Sempre a luz acesa na varanda
- Admin
- 8 de jul.
- 2 min de leitura

A casa estava tão silenciosa que até o som do relógio parecia gritar. Eu já havia lido tudo que tinha vontade, limpado o que não precisava, e inventado tarefas só pra fingir que o tempo passava. À noite, os móveis estalam como se tentassem conversar entre si — e eu escuto, feito um intruso no próprio lar.
A solidão tem um cheiro próprio. É uma mistura de roupa guardada demais, de café que sobrou no bule, de janela que não abre faz dias. E foi numa dessas noites de silêncio estirado que ele apareceu.
Não houve porta rangendo, nem vento frio pela fresta da janela. Apenas senti: havia alguém. Uma presença. Um peso suave no ar. Não me assustei — ou já estava tão acostumado com o vazio que qualquer companhia, mesmo vinda do outro lado, era bem-vinda.

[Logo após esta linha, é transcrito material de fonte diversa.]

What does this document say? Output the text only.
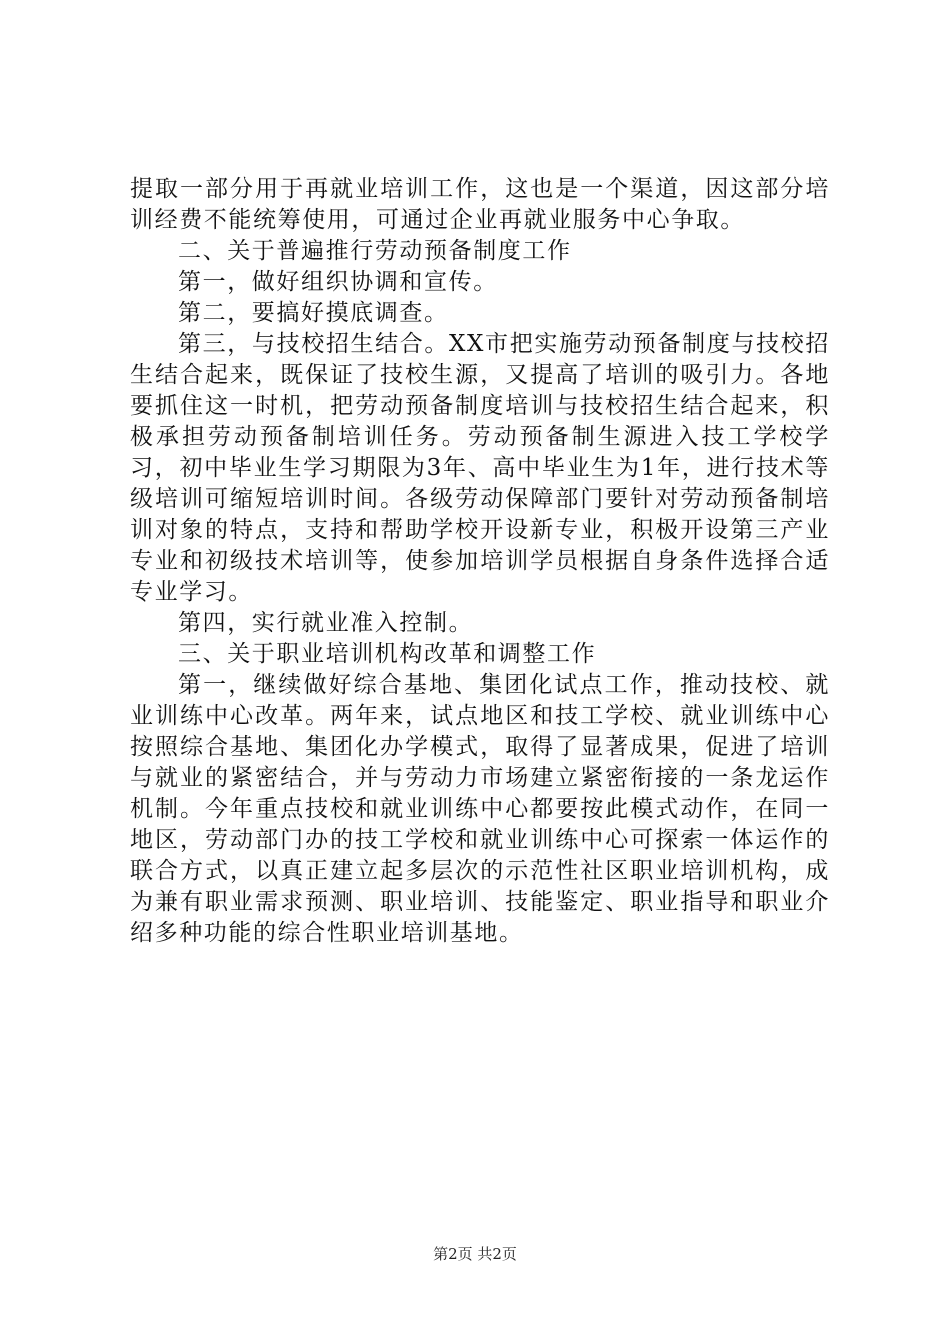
提取一部分用于再就业培训工作，这也是一个渠道，因这部分培训经费不能统筹使用，可通过企业再就业服务中心争取。

二、关于普遍推行劳动预备制度工作

第一，做好组织协调和宣传。

第二，要搞好摸底调查。

第三，与技校招生结合。XX市把实施劳动预备制度与技校招生结合起来，既保证了技校生源，又提高了培训的吸引力。各地要抓住这一时机，把劳动预备制度培训与技校招生结合起来，积极承担劳动预备制培训任务。劳动预备制生源进入技工学校学习，初中毕业生学习期限为3年、高中毕业生为1年，进行技术等级培训可缩短培训时间。各级劳动保障部门要针对劳动预备制培训对象的特点，支持和帮助学校开设新专业，积极开设第三产业专业和初级技术培训等，使参加培训学员根据自身条件选择合适专业学习。

第四，实行就业准入控制。

三、关于职业培训机构改革和调整工作

第一，继续做好综合基地、集团化试点工作，推动技校、就业训练中心改革。两年来，试点地区和技工学校、就业训练中心按照综合基地、集团化办学模式，取得了显著成果，促进了培训与就业的紧密结合，并与劳动力市场建立紧密衔接的一条龙运作机制。今年重点技校和就业训练中心都要按此模式动作，在同一地区，劳动部门办的技工学校和就业训练中心可探索一体运作的联合方式，以真正建立起多层次的示范性社区职业培训机构，成为兼有职业需求预测、职业培训、技能鉴定、职业指导和职业介绍多种功能的综合性职业培训基地。

第2页 共2页
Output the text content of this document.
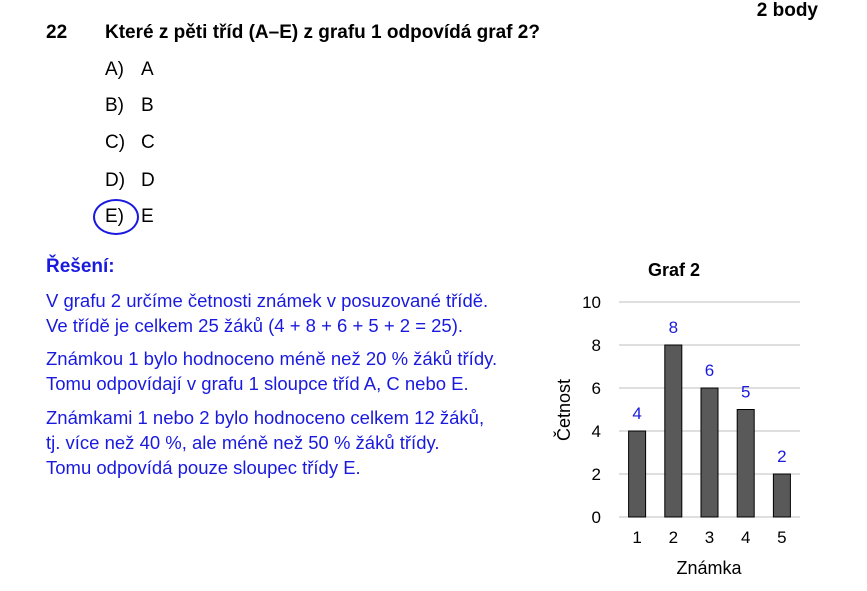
2 body
22 Které z pěti tříd (A–E) z grafu 1 odpovídá graf 2?
A) A
B) B
C) C
D) D
E) E
Řešení:
V grafu 2 určíme četnosti známek v posuzované třídě.
Ve třídě je celkem 25 žáků (4 + 8 + 6 + 5 + 2 = 25).
Známkou 1 bylo hodnoceno méně než 20 % žáků třídy.
Tomu odpovídají v grafu 1 sloupce tříd A, C nebo E.
Známkami 1 nebo 2 bylo hodnoceno celkem 12 žáků,
tj. více než 40 %, ale méně než 50 % žáků třídy.
Tomu odpovídá pouze sloupec třídy E.
Graf 2
Četnost
Známka
0
2
4
6
8
10
4
1
8
2
6
3
5
4
2
5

Ele não falava. Sentava na poltrona ao canto do quarto e me olhava. Eu não sabia seu nome, nem por que estava ali, mas sentia que me conhecia. Às vezes, eu sussurrava algo sobre o dia, contava uma lembrança antiga, ou perguntava se lembrava daquele domingo de chuva que mudou tudo. Ele apenas me ouvia. E ouvir, hoje em dia, já é mais do que muita gente faz.
Com o passar das semanas, fui me acostumando com sua presença discreta. Colocava uma xícara a mais na mesa, deixava a porta do quarto entreaberta, só por cortesia. Quando lia à noite, fazia questão de ler em voz alta. A solidão, curiosamente, se tornou menos densa.
Até que um dia ele não veio. Nem na noite seguinte. Nem no fim de semana. O quarto voltou a ser apenas um quarto. A poltrona ficou vazia, como se tivesse esquecido como era ter alguém ali. E então eu percebi: o fantasma era eu. Era a saudade que me visitava. Era a memória de tudo que já foi presença e virou ausência.
Desde então, deixo a luz acesa na varanda. Não porque tenho medo do escuro, mas porque, no fundo, ainda espero uma nova visita.
Mesmo que seja só um fantasma — às vezes, só o que a gente precisa é que alguém nos veja existir.